2024 was a historically competitive F1 season as seven different drivers won multiple races for the first time.
The winners represented four teams: Red Bull, Ferrari, McLaren and Mercedes but each member of this quarter had good and bad moments.
Mercedes wasn’t exempt from this and was even the clearest example of a team with fluctuating form.
After starting as the fourth-fastest team with work to do to catch its three main rivals, Mercedes won three out of four races heading into the summer break, before emerging on the other side with ground to cover.
A dominant one-two in the Nevada streets of Las Vegas highlighted Mercedes’ narrow operating window for optimal performance, with cooler temperatures being the key.
Speaking to Auto Motor und Sport, Wolff said that in 2025, “The trick is to be on the good side as often as possible.

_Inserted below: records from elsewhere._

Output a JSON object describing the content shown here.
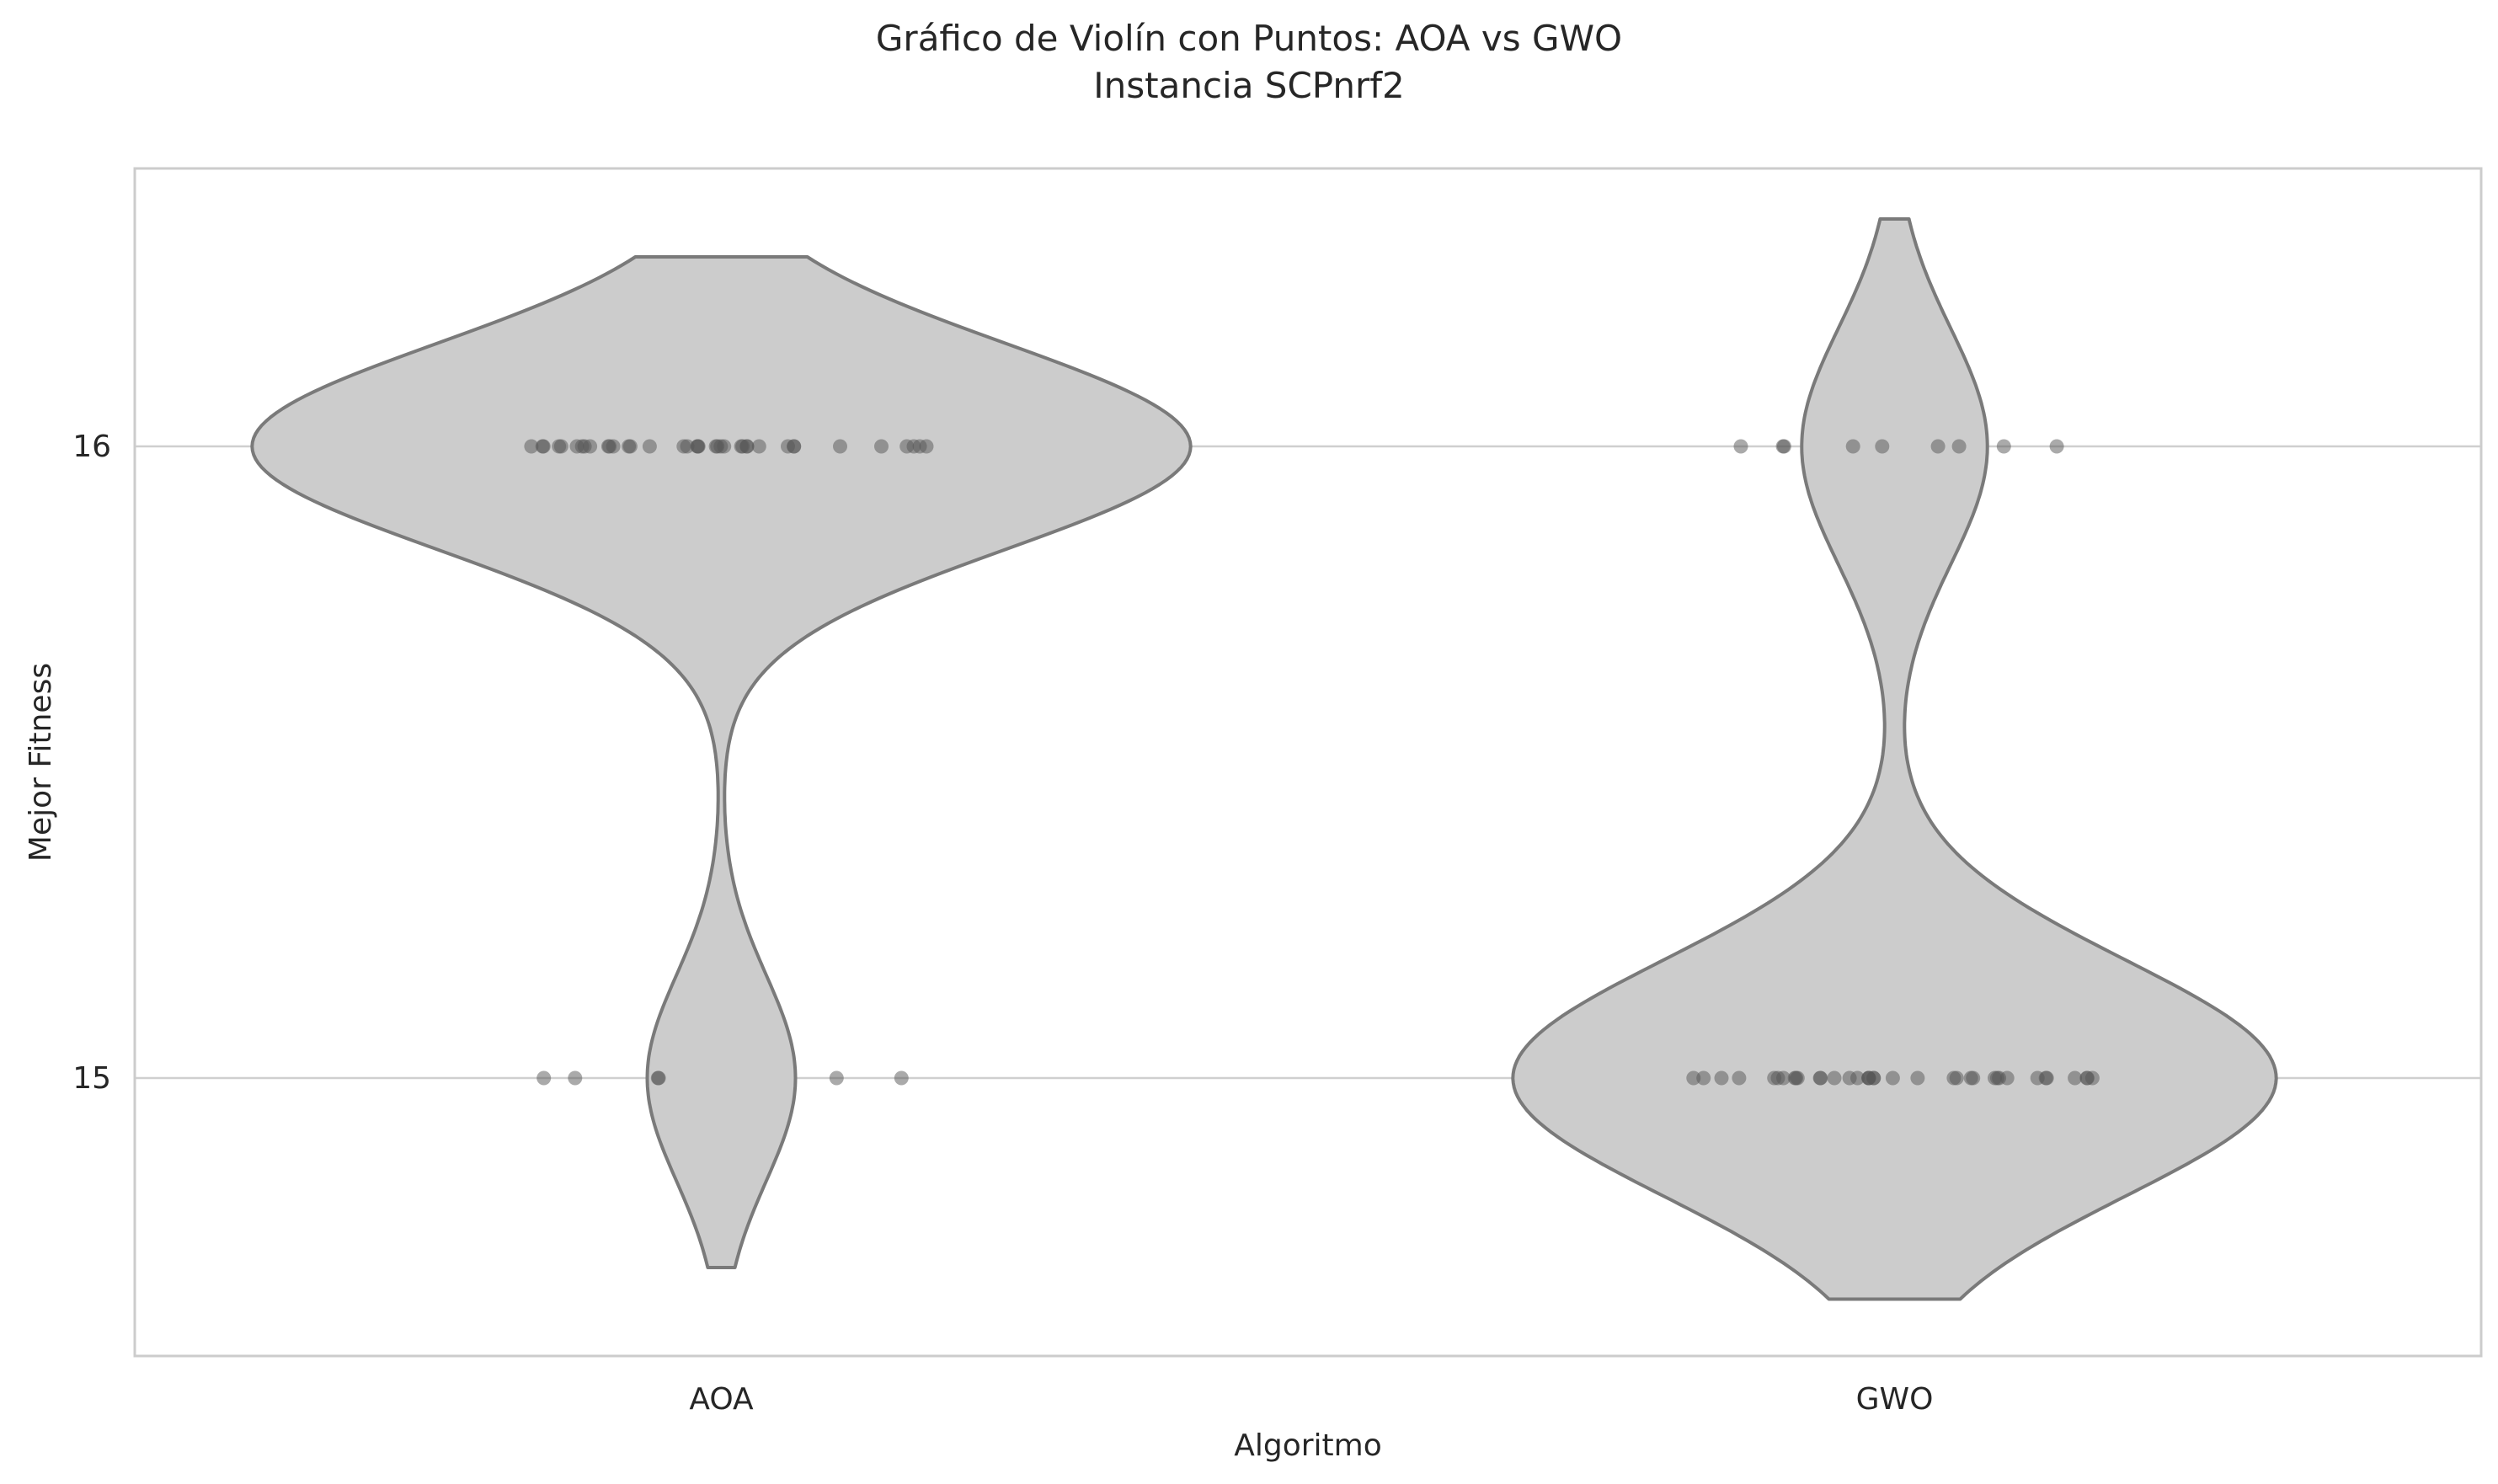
{
  "chart_data": {
    "type": "violin",
    "title": "Gráfico de Violín con Puntos: AOA vs GWO",
    "subtitle": "Instancia SCPnrf2",
    "xlabel": "Algoritmo",
    "ylabel": "Mejor Fitness",
    "categories": [
      "AOA",
      "GWO"
    ],
    "y_ticks": [
      15,
      16
    ],
    "ylim": [
      14.56,
      16.44
    ],
    "grid": "horizontal",
    "colors": {
      "violin_fill": "#cccccc",
      "violin_edge": "#7a7a7a",
      "points": "#555555",
      "grid": "#cfcfcf",
      "frame": "#cccccc"
    },
    "series": [
      {
        "category": "AOA",
        "violin_range": [
          14.7,
          16.3
        ],
        "values": [
          16,
          16,
          16,
          16,
          16,
          16,
          16,
          16,
          16,
          16,
          16,
          16,
          16,
          16,
          16,
          16,
          16,
          16,
          16,
          16,
          16,
          16,
          16,
          16,
          16,
          16,
          16,
          16,
          16,
          16,
          16,
          16,
          16,
          16,
          16,
          16,
          16,
          16,
          15,
          15,
          15,
          15,
          15,
          15
        ]
      },
      {
        "category": "GWO",
        "violin_range": [
          14.65,
          16.36
        ],
        "values": [
          16,
          16,
          16,
          16,
          16,
          16,
          16,
          16,
          16,
          15,
          15,
          15,
          15,
          15,
          15,
          15,
          15,
          15,
          15,
          15,
          15,
          15,
          15,
          15,
          15,
          15,
          15,
          15,
          15,
          15,
          15,
          15,
          15,
          15,
          15,
          15,
          15,
          15,
          15,
          15,
          15,
          15,
          15,
          15,
          15,
          15
        ]
      }
    ]
  }
}
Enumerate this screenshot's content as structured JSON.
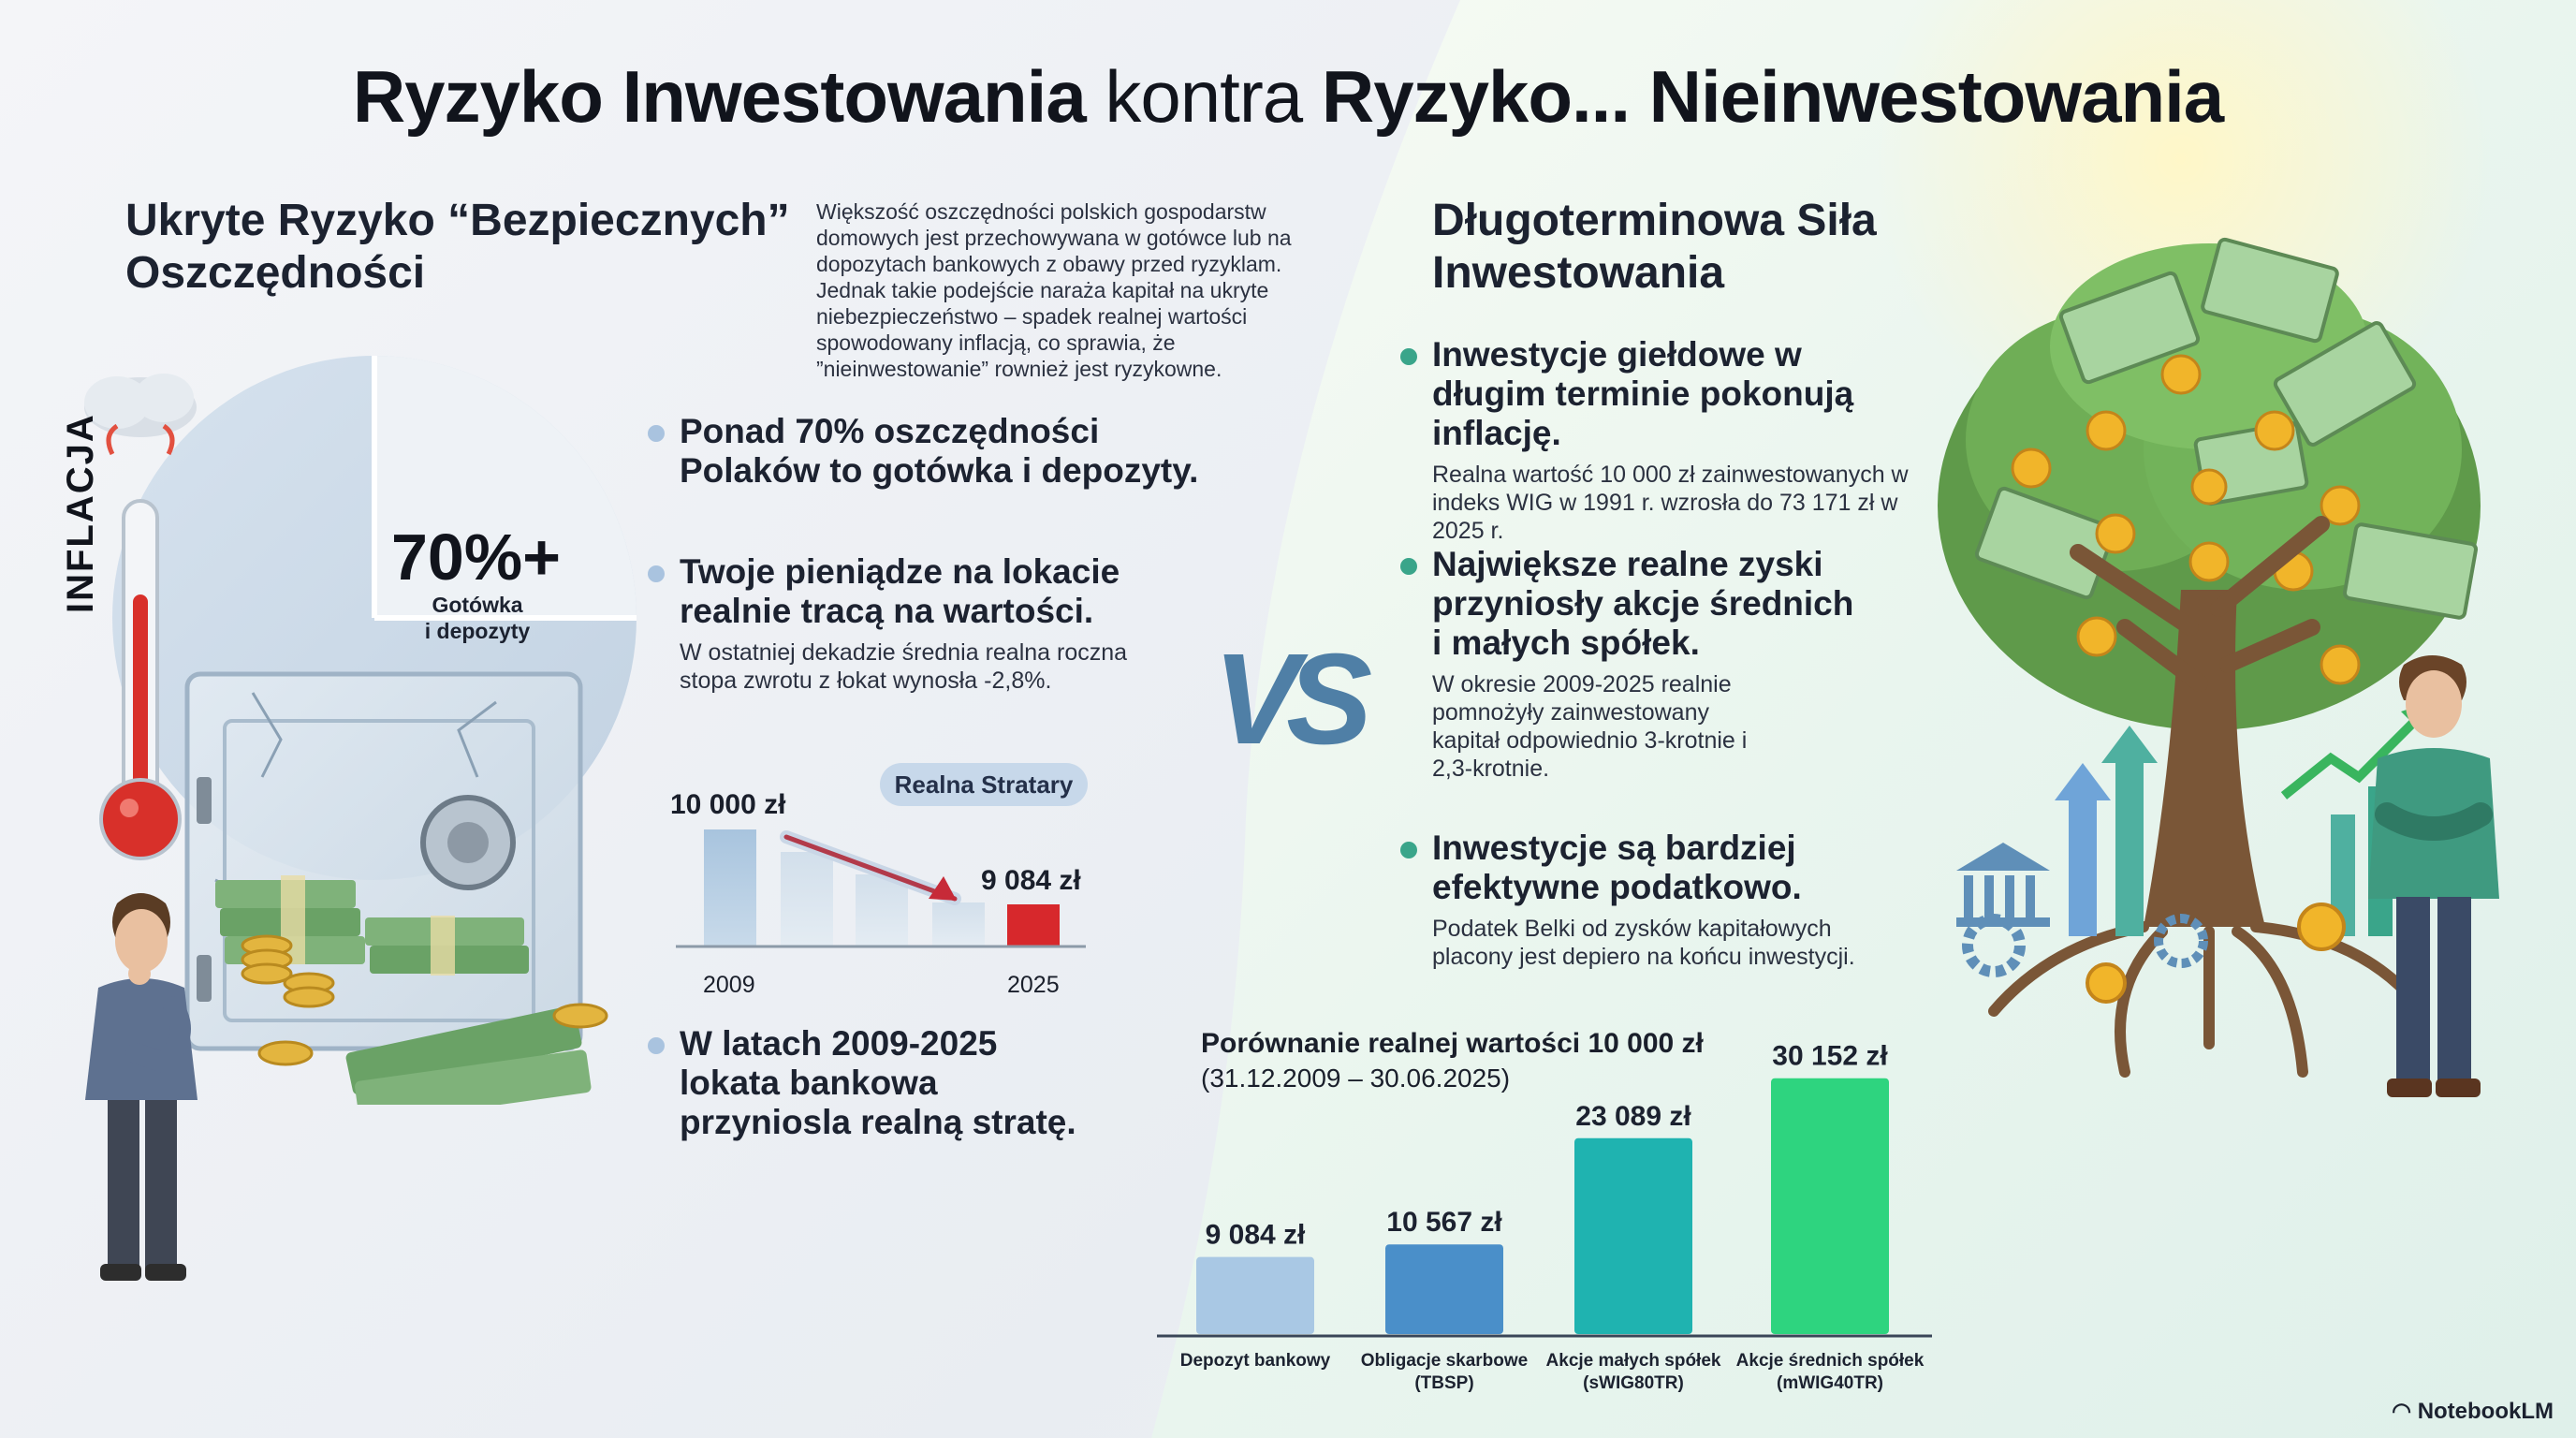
{
  "title": {
    "part1": "Ryzyko Inwestowania",
    "part2": "kontra",
    "part3": "Ryzyko... Nieinwestowania"
  },
  "left": {
    "heading": "Ukryte Ryzyko “Bezpiecznych” Oszczędności",
    "intro": "Większość oszczędności polskich gospodarstw domowych jest przechowywana w gotówce lub na dopozytach bankowych z obawy przed ryzyklam. Jednak takie podejście naraża kapitał na ukryte niebezpieczeństwo – spadek realnej wartości spowodowany inflacją, co sprawia, że ”nieinwestowanie” rownież jest ryzykowne.",
    "pie_value": "70%+",
    "pie_label_1": "Gotówka",
    "pie_label_2": "i depozyty",
    "thermometer_label": "INFLACJA",
    "bullets": [
      {
        "head": "Ponad 70% oszczędności Polaków to gotówka i depozyty.",
        "sub": ""
      },
      {
        "head": "Twoje pieniądze na lokacie realnie tracą na wartości.",
        "sub": "W ostatniej dekadzie średnia realna roczna stopa zwrotu z łokat wynosła -2,8%."
      },
      {
        "head": "W latach 2009-2025 lokata bankowa przyniosla realną stratę.",
        "sub": ""
      }
    ],
    "mini_chart": {
      "pill": "Realna Stratary",
      "start_value": "10 000 zł",
      "end_value": "9 084 zł",
      "start_year": "2009",
      "end_year": "2025"
    }
  },
  "vs": "VS",
  "right": {
    "heading": "Długoterminowa Siła Inwestowania",
    "bullets": [
      {
        "head": "Inwestycje giełdowe w długim terminie pokonują inflację.",
        "sub": "Realna wartość 10 000 zł zainwestowanych w indeks WIG w 1991 r. wzrosła do 73 171 zł w 2025 r."
      },
      {
        "head": "Największe realne zyski przyniosły akcje średnich i małych spółek.",
        "sub": "W okresie 2009-2025 realnie pomnożyły zainwestowany kapitał odpowiednio 3-krotnie i 2,3-krotnie."
      },
      {
        "head": "Inwestycje są bardziej efektywne podatkowo.",
        "sub": "Podatek Belki od zysków kapitałowych placony jest depiero na końcu inwestycji."
      }
    ]
  },
  "chart_data": {
    "type": "bar",
    "title": "Porównanie realnej wartości 10 000 zł",
    "subtitle": "(31.12.2009 – 30.06.2025)",
    "categories": [
      "Depozyt bankowy",
      "Obligacje skarbowe (TBSP)",
      "Akcje małych spółek (sWIG80TR)",
      "Akcje średnich spółek (mWIG40TR)"
    ],
    "category_lines": [
      [
        "Depozyt bankowy"
      ],
      [
        "Obligacje skarbowe",
        "(TBSP)"
      ],
      [
        "Akcje małych spółek",
        "(sWIG80TR)"
      ],
      [
        "Akcje średnich spółek",
        "(mWIG40TR)"
      ]
    ],
    "values": [
      9084,
      10567,
      23089,
      30152
    ],
    "value_labels": [
      "9 084 zł",
      "10 567 zł",
      "23 089 zł",
      "30 152 zł"
    ],
    "colors": [
      "#a9c8e4",
      "#4a8fc9",
      "#1fb3b0",
      "#2ed47f"
    ],
    "ylim": [
      0,
      32000
    ]
  },
  "footer": {
    "brand": "NotebookLM"
  }
}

“You start to correlate patterns – race tracks where your car is good, practice sessions where you pushed your car, tyre compounds with which the car harmonises better, track temperatures that are good for the car,” Wolff added.
Despite winning four races, Mercedes had a clear weakness in warmer temperatures, severely limiting its ability to challenge consistently.
It characterises the team’s development struggles in the ground effect era, which Wolff wants to put right in the final year of this rules cycle.
“I hope that we draw the right conclusions from this over the winter and adjust the development direction for the 2025 car,” he said.
“We won’t be able to get rid of these fluctuations completely. We will also see them next year with all the teams.”
Several teams have strengths and weaknesses
The ground effect rules cycle has seen several teams struggle to add performance to cars without ending up with unnecessary side effects.
After Red Bull won seven of the first 10 races, it went on a 10-round winless run after developing an unbalanced RB20.
Ferrari, after winning two in the first eight races, had a summer of woe tracking back on an upgrade package that introduced bouncing to the SF-24.
Even McLaren, the team that had arguably the strongest package on the F1 grid took several rounds to get up to speed.
Wolff acknowledges that Mercedes isn’t alone in having strengths and weaknesses.
“All four teams that won races [in 2024] have experienced these ups and downs,” Wolff said.
“Nobody has designed a car that was consistently good across all race tracks and all weather conditions.
“McLaren had a great car for maximum downforce and hot weather. The Ferrari was also more on that side.
“Our car was fast when there were fast corners and the temperatures were cold. The Red Bull could sometimes do one thing and sometimes the other.”